Es evidente que la pandemia profundizó la desigualdad por muchos motivos.

Fue desesperante la baja capacidad operativa y de gestión que han demostrado la administración provincial y el propio Gobierno nacional ante la pandemia, inclusive a la hora de planificar y poner en marcha acciones que ayuden a paliar los efectos de COVID-19. Un tema no menos importante y que prácticamente no está contemplado es el de la calidad y debería incorporarse.

El derecho a la educación con materiales pedagógicos y tecnologías educativas adecuadas, actualizadas y justamente distribuidas entre los/as alumnos/as y escuelas y un Estado presente que tenga la obligación de distribuir materiales y tecnologías educativas adecuadas, actualizadas y de calidad para todos los alumnos es fundamental.

Un ejemplo de esto, computadoras con acceso a internet y materiales de consulta para docentes y padres. Es importante considerar que estos materiales forman parte del eje de la calidad educativa, dado que tienen claros fines pedagógicos y deben ser elaborados por equipos profesionales de especialistas.

La Ley de Educación Nacional (Nº 26.206) establece la obligación del Estado de dotar a todas las escuelas de los recursos materiales necesarios para garantizar una educación de calidad (incluyendo equipamientos científicos y tecnológicos, bibliotecas y demás recursos pedagógicos), dando prioridad a aquellos establecimientos que atienden población en situación económica desfavorable (art. 85).

Asimismo, la mencionada ley pone especial énfasis en el fortalecimiento de las bibliotecas escolares y su creación en aquellas escuelas donde aún no se hayan desarrollado (art. 91). Por otra parte, dedica un apartado a las nuevas tecnologías y medios de comunicación, haciendo hincapié en la incorporación de estas herramientas en el proceso de enseñanza – aprendizaje (arts. 94 a 99). La Constitución local debería contemplar este aspecto explícitamente para que se garantice este derecho.

Contemplar la calidad educativa expresamente también implica velar por el derecho a la educación, con docentes bien preparados y actualizados permanentemente, capaces de desarrollar prácticas pedagógicas y curriculares adecuadas y significativas, ya que la formación y capacitación de los docentes es un aspecto central de la calidad educativa, ya que el cuerpo docente es el principal determinante de los procesos de enseñanza.
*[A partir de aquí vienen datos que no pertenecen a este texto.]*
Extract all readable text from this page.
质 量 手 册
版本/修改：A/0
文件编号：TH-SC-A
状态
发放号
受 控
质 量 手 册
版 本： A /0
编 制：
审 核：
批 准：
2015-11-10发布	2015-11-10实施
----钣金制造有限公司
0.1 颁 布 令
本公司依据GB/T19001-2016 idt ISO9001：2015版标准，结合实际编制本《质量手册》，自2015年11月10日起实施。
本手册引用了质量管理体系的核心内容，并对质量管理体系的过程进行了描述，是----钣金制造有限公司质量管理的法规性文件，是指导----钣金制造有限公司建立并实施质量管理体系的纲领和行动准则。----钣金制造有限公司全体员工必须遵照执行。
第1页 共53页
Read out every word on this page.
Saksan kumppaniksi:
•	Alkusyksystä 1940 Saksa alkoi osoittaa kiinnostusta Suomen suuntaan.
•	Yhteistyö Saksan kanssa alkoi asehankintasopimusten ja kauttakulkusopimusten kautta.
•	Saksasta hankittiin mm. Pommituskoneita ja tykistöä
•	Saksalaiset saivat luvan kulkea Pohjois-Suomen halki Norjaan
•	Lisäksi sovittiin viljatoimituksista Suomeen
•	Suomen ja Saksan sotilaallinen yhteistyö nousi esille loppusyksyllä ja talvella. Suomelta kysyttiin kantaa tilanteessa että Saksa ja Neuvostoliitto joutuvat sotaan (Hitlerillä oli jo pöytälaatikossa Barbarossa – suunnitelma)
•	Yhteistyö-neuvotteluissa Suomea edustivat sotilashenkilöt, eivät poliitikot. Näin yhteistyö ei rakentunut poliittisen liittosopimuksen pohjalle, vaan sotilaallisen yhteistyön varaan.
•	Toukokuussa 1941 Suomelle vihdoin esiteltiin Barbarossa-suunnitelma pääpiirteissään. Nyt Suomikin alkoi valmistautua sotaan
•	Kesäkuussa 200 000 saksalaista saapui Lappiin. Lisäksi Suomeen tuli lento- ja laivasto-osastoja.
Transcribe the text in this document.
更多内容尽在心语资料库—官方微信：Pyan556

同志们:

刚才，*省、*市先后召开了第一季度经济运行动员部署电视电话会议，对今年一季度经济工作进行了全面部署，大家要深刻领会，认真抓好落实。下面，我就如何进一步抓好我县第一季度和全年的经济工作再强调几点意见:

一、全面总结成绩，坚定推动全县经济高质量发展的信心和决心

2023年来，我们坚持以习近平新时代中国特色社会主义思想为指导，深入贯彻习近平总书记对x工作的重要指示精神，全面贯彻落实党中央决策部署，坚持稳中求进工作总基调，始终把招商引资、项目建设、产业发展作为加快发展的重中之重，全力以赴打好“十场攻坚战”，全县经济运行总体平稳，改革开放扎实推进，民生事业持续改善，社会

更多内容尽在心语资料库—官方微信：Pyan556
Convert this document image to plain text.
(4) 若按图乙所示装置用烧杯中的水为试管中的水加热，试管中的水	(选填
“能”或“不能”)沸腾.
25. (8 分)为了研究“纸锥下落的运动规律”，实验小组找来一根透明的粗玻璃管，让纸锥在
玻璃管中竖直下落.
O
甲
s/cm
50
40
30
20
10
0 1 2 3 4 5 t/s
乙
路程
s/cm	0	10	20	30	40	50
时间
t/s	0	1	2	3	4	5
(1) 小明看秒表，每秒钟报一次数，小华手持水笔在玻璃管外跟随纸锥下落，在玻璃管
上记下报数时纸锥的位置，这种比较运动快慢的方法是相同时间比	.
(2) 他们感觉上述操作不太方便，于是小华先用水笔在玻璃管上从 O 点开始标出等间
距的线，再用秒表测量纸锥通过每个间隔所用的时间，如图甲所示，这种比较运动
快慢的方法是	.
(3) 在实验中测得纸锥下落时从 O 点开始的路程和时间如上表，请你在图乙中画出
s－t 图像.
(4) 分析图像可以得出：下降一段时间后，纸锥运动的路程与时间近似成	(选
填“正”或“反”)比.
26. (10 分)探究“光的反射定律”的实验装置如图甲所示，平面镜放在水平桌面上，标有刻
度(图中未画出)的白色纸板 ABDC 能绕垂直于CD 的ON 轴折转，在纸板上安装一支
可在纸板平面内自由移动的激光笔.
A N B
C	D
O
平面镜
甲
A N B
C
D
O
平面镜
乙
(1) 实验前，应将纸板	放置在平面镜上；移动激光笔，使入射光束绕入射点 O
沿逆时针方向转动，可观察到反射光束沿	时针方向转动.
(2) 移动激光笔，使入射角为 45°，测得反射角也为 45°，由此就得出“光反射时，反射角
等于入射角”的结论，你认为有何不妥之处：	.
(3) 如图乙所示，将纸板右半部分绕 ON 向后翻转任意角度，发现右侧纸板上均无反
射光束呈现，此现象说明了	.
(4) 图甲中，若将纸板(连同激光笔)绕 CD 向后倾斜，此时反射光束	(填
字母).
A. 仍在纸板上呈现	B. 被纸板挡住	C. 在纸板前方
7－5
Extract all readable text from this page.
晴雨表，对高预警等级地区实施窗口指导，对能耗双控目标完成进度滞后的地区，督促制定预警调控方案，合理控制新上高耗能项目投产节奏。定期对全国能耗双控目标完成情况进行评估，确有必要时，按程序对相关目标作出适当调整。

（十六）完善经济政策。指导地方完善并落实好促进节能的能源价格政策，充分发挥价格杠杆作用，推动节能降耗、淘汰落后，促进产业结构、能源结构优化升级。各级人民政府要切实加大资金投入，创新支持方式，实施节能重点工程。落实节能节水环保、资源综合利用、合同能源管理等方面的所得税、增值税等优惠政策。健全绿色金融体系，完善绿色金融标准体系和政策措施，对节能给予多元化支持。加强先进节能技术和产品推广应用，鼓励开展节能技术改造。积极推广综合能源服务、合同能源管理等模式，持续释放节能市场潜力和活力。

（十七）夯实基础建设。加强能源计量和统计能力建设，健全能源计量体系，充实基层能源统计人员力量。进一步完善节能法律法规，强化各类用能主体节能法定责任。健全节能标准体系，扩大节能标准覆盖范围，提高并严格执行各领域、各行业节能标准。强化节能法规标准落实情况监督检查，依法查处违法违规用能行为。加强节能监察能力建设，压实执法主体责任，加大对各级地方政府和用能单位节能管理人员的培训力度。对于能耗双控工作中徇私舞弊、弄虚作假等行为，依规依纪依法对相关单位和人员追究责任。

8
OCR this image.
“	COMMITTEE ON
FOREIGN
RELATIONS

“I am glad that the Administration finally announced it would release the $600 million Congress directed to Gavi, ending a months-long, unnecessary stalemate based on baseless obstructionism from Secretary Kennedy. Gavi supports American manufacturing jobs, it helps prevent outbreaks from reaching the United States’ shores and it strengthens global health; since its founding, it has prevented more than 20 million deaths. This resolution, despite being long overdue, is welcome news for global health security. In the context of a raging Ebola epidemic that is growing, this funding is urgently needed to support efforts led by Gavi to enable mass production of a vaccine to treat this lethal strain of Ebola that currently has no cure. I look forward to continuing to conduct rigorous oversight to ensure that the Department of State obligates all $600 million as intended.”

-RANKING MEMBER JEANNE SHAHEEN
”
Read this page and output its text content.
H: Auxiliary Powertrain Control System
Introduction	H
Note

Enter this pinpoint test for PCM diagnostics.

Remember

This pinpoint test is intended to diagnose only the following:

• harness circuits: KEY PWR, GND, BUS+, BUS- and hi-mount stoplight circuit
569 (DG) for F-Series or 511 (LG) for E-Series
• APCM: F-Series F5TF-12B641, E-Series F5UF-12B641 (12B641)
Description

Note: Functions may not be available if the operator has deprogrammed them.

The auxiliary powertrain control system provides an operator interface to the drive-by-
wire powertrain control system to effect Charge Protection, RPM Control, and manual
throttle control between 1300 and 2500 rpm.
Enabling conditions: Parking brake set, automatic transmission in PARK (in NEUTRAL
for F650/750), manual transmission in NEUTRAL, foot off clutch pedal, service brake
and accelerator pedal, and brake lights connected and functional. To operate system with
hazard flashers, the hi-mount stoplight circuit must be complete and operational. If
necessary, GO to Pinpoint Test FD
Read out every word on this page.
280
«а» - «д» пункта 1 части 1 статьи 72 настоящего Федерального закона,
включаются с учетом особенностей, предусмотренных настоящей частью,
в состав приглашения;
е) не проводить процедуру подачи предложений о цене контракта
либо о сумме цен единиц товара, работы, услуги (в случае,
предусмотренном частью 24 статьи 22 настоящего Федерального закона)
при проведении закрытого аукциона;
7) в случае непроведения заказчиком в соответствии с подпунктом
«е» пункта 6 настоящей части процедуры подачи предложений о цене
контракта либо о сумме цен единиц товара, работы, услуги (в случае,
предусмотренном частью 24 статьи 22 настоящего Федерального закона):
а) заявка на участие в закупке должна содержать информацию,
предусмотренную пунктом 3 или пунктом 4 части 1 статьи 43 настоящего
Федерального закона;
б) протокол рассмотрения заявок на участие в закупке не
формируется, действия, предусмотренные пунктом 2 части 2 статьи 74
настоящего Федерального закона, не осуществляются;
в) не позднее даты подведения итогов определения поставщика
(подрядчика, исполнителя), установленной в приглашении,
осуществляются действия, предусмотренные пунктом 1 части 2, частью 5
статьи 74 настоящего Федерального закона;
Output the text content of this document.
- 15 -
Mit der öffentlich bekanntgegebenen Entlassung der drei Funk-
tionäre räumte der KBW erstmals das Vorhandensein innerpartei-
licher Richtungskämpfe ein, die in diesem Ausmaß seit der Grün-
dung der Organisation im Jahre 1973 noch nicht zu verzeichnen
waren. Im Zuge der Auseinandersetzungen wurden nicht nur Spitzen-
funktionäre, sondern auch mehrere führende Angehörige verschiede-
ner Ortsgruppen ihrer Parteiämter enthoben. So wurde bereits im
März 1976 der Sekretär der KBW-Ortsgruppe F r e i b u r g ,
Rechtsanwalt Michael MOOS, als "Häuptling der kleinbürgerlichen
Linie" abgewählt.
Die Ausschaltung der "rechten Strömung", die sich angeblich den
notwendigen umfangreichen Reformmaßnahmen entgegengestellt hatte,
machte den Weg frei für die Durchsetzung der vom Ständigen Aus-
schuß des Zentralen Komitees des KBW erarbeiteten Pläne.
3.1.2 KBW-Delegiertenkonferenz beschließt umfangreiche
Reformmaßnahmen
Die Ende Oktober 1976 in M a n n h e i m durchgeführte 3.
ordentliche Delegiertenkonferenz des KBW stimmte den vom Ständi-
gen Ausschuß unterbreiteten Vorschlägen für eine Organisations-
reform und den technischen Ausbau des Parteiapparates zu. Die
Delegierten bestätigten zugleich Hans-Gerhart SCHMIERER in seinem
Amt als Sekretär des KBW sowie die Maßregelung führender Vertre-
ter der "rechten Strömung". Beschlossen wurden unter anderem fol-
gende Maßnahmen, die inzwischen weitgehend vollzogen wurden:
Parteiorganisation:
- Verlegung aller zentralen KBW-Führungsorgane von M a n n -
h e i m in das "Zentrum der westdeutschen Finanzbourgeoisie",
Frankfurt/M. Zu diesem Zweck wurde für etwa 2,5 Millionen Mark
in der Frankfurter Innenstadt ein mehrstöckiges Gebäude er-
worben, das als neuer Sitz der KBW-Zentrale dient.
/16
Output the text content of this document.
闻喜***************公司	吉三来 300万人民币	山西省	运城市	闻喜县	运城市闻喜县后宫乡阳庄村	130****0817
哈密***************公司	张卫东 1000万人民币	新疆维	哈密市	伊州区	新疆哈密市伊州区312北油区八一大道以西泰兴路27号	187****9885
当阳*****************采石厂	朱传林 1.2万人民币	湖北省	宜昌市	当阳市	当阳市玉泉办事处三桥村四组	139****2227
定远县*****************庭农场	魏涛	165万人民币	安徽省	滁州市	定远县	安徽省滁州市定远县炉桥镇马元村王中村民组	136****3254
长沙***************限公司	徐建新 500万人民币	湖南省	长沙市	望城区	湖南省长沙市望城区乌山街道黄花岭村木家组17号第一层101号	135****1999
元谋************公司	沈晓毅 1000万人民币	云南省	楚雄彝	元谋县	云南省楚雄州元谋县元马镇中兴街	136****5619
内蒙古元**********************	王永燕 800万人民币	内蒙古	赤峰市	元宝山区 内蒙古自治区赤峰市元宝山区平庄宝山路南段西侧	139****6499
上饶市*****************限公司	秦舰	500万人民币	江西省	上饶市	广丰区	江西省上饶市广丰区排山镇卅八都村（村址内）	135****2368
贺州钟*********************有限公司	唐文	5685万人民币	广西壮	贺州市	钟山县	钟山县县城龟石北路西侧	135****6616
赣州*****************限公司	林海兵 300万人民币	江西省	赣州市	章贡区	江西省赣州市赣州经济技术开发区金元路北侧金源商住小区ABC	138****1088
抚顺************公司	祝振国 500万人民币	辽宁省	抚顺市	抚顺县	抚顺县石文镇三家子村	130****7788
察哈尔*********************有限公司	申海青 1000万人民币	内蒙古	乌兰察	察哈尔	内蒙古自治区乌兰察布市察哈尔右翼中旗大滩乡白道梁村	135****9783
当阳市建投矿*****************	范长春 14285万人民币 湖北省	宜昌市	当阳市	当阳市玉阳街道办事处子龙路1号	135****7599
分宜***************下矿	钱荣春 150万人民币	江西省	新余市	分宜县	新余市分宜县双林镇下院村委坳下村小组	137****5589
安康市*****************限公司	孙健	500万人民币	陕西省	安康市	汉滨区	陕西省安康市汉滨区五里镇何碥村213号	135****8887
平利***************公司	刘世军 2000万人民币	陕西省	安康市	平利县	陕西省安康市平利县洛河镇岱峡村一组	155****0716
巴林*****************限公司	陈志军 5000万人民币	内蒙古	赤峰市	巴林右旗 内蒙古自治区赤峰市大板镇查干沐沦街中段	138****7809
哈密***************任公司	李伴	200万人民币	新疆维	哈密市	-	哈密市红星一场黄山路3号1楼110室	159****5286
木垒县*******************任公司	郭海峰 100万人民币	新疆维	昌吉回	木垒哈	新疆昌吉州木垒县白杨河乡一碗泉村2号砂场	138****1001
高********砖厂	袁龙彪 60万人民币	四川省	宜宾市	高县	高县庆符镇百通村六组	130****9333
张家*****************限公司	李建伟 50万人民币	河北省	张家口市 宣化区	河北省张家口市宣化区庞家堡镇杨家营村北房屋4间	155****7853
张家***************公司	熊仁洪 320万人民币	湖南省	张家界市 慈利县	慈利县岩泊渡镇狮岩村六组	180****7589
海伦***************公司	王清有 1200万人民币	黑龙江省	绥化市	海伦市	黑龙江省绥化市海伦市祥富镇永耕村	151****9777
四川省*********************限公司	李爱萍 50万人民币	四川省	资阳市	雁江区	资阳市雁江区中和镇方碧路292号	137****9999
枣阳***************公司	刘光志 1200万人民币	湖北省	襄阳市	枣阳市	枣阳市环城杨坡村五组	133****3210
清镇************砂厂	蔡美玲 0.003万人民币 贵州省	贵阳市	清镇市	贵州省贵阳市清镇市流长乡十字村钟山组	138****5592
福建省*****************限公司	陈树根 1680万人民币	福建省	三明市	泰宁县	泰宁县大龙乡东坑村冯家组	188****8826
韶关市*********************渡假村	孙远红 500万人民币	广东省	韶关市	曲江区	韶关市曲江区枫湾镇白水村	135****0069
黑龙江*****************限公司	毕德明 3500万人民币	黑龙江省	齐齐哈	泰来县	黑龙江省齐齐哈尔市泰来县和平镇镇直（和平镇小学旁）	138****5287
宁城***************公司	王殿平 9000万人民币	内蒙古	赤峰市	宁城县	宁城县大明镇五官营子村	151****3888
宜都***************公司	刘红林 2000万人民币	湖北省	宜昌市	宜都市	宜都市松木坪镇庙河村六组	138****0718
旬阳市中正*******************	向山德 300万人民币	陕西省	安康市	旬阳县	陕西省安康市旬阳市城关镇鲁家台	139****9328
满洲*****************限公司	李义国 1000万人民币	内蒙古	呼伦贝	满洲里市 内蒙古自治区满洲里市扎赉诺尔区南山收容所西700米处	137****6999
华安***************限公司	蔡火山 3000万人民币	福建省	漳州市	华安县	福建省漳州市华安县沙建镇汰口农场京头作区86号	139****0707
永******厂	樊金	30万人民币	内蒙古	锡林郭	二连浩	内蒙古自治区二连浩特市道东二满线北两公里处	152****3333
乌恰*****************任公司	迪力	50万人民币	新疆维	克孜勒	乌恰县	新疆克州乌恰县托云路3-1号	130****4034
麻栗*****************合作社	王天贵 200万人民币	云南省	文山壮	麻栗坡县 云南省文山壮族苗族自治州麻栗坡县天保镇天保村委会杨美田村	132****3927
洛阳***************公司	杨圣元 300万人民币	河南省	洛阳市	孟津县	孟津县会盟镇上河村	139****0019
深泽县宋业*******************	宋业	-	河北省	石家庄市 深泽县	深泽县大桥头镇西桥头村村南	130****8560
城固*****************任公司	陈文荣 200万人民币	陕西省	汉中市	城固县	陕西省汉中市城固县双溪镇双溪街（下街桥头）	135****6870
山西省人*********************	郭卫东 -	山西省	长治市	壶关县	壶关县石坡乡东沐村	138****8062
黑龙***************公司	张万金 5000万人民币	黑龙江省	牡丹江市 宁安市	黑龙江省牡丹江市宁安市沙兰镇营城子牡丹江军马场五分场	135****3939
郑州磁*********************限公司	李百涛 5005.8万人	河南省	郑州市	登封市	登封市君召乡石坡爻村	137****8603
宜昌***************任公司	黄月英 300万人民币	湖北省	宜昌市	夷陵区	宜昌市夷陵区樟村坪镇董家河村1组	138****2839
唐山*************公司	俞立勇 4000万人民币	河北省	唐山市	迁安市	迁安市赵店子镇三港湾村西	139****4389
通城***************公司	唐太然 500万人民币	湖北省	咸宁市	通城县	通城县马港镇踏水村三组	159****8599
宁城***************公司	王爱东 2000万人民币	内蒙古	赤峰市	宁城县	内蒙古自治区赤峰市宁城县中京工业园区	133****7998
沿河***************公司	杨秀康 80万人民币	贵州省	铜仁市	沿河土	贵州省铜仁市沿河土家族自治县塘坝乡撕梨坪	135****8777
Sentar las bases para el derecho a una educación de calidad que garantice altos niveles de conocimientos básicos comunes y capacidad para el aprendizaje autónomo y socialmente significativo a lo largo de toda la vida es clave. Los aprendizajes de los alumnos deben ser adecuados, actualizados y significativos, para que se cumpla plenamente su derecho a la educación. El Estado es el garante de este derecho y debe generar las condiciones necesarias para su cumplimiento.

Animarse a poner en agenda y meterse en el debate profundo de la educación que necesitamos que propicie el progreso de Salta para salir de la pobreza es la oportunidad y el desafío que se podría poner en agenda.

Por Silvia Alvarez                                                                                                                 23/03/21

* Silvia Álvarez coordinó los encuentros virtuales “Desafíos de la educación digital que viene” (Ucasal)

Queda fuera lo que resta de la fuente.